原始地址:https://pytorch.org/audio/stable/tutorials/audio_io_tutorial.html

作者: Moto Hira

本教程展示了如何使用 TorchAudio 的基本 I/O API 来检查音频数据, 将它们加载到 PyTorch 张量中并保存 PyTorch 张量。

Warning

在最近的版本中,音频 I/O 有多个计划/做出的更改。有关这些更改的详细信息,请参阅Dispatcher 的介绍

import torch
import torchaudio

print(torch.__version__)
print(torchaudio.__version__)

输出:

2.3.0
2.3.0

准备工作

首先,我们导入模块并下载我们在本教程中使用的音频资源。

Note

在 Google Colab 中运行本教程时,请使用以下命令安装所需的包:

!pip install boto3
import io
import os
import tarfile
import tempfile

import boto3
import matplotlib.pyplot as plt
import requests
from botocore import UNSIGNED
from botocore.config import Config
from IPython.display import Audio
from torchaudio.utils import download_asset

SAMPLE_GSM = download_asset("tutorial-assets/steam-train-whistle-daniel_simon.gsm")
SAMPLE_WAV = download_asset("tutorial-assets/Lab41-SRI-VOiCES-src-sp0307-ch127535-sg0042.wav")
SAMPLE_WAV_8000 = download_asset("tutorial-assets/Lab41-SRI-VOiCES-src-sp0307-ch127535-sg0042-8000hz.wav")


def _hide_seek(obj):
    class _wrapper:
        def __init__(self, obj):
            self.obj = obj

        def read(self, n):
            return self.obj.read(n)

    return _wrapper(obj)

输出:

  0%|          | 0.00/7.99k [00:00<?, ?B/s]
100%|##########| 7.99k/7.99k [00:00<00:00, 15.8MB/s]

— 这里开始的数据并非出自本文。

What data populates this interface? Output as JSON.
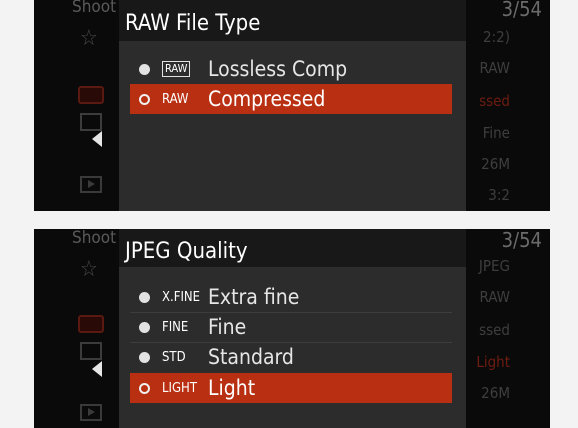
{
  "background_menu": {
    "tab_title": "Shoot",
    "page_indicator": "3/54",
    "top_values": [
      "2:2)",
      "RAW",
      "ssed",
      "Fine",
      "26M",
      "3:2"
    ],
    "bottom_values": [
      "JPEG",
      "RAW",
      "ssed",
      "Light",
      "26M"
    ]
  },
  "raw_dialog": {
    "title": "RAW File Type",
    "options": [
      {
        "badge": "RAW",
        "label": "Lossless Comp",
        "selected": false
      },
      {
        "badge": "RAW",
        "label": "Compressed",
        "selected": true
      }
    ]
  },
  "jpeg_dialog": {
    "title": "JPEG Quality",
    "options": [
      {
        "badge": "X.FINE",
        "label": "Extra fine",
        "selected": false
      },
      {
        "badge": "FINE",
        "label": "Fine",
        "selected": false
      },
      {
        "badge": "STD",
        "label": "Standard",
        "selected": false
      },
      {
        "badge": "LIGHT",
        "label": "Light",
        "selected": true
      }
    ]
  },
  "colors": {
    "highlight": "#b82f11",
    "dialog_bg": "#2c2c2c",
    "header_bg": "#181818"
  }
}
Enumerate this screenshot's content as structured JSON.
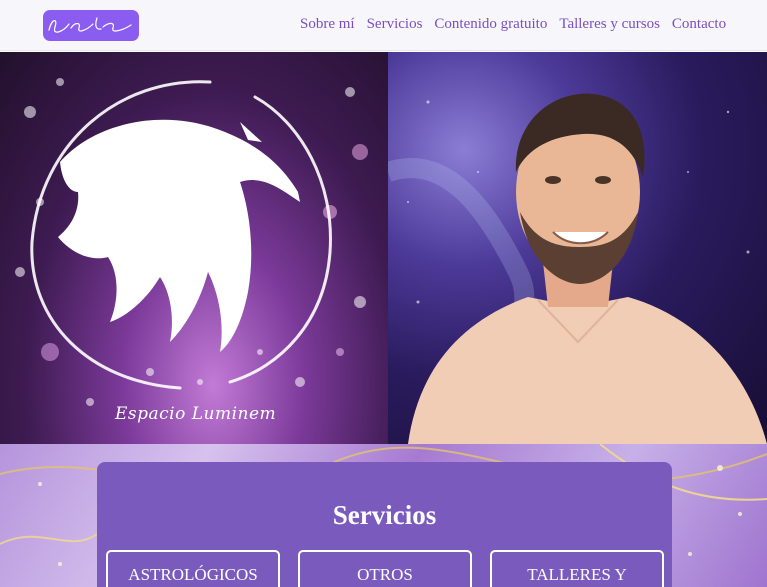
{
  "header": {
    "logo_text": "Espacio Luminem",
    "nav": [
      {
        "label": "Sobre mí"
      },
      {
        "label": "Servicios"
      },
      {
        "label": "Contenido gratuito"
      },
      {
        "label": "Talleres y cursos"
      },
      {
        "label": "Contacto"
      }
    ]
  },
  "hero": {
    "brand_signature": "Espacio Luminem"
  },
  "services": {
    "title": "Servicios",
    "buttons": [
      {
        "label": "ASTROLÓGICOS"
      },
      {
        "label": "OTROS"
      },
      {
        "label": "TALLERES Y"
      }
    ]
  },
  "colors": {
    "accent": "#7b4fbf",
    "logo_bg": "#8a5cf0",
    "card_bg": "#7a5bbd"
  }
}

  0%|          | 0.00/53.2k [00:00<?, ?B/s]
100%|##########| 53.2k/53.2k [00:00<00:00, 43.3MB/s]

查询音频元数据

函数 torchaudio.info() 获取音频元数据。 您可以提供类似路径的对象或类似文件的对象。

metadata = torchaudio.info(SAMPLE_WAV)
print(metadata)

输出:

AudioMetaData(sample_rate=16000, num_frames=54400, num_channels=1, bits_per_sample=16, encoding=PCM_S)

其中

  • sample_rate 是音频的采样率
  • num_channels 是通道的数量
  • num_frames 是每个通道的帧数
  • bits_per_sample 是位深度
  • encoding 是样本编码格式

encoding 可以采用下列值之一:

注意

  • 对于具有压缩和/或可变比特率的格式(如 MP3),bits_per_sample可以为0

  • 对于 GSM-FR 格式,num_frames可以为0

metadata = torchaudio.info(SAMPLE_GSM)
print(metadata)

输出:

AudioMetaData(sample_rate=8000, num_frames=39680, num_channels=1, bits_per_sample=0, encoding=GSM)

查询 file-like object

torchaudio.info 适用于 file-like object。

url = "https://download.pytorch.org/torchaudio/tutorial-assets/steam-train-whistle-daniel_simon.wav"
with requests.get(url, stream=True) as response:
    metadata = torchaudio.info(_hide_seek(response.raw))
print(metadata)

输出:

AudioMetaData(sample_rate=44100, num_frames=109368, num_channels=2, bits_per_sample=16, encoding=PCM_S)

NOTE

当传递一个 file-like object 时,info不会读取所有底层数据;相反,它从一开始只读取数据的一部分。因此,对于给定的音频格式,它可能无法检索正确的元数据,包括格式本身。在这种情况下,可以通过format参数指定音频的格式。

加载音频数据

要加载音频数据,可以使用torchaudio.load()

这个函数接受一个 path-like object 或 file-like object 作为输入。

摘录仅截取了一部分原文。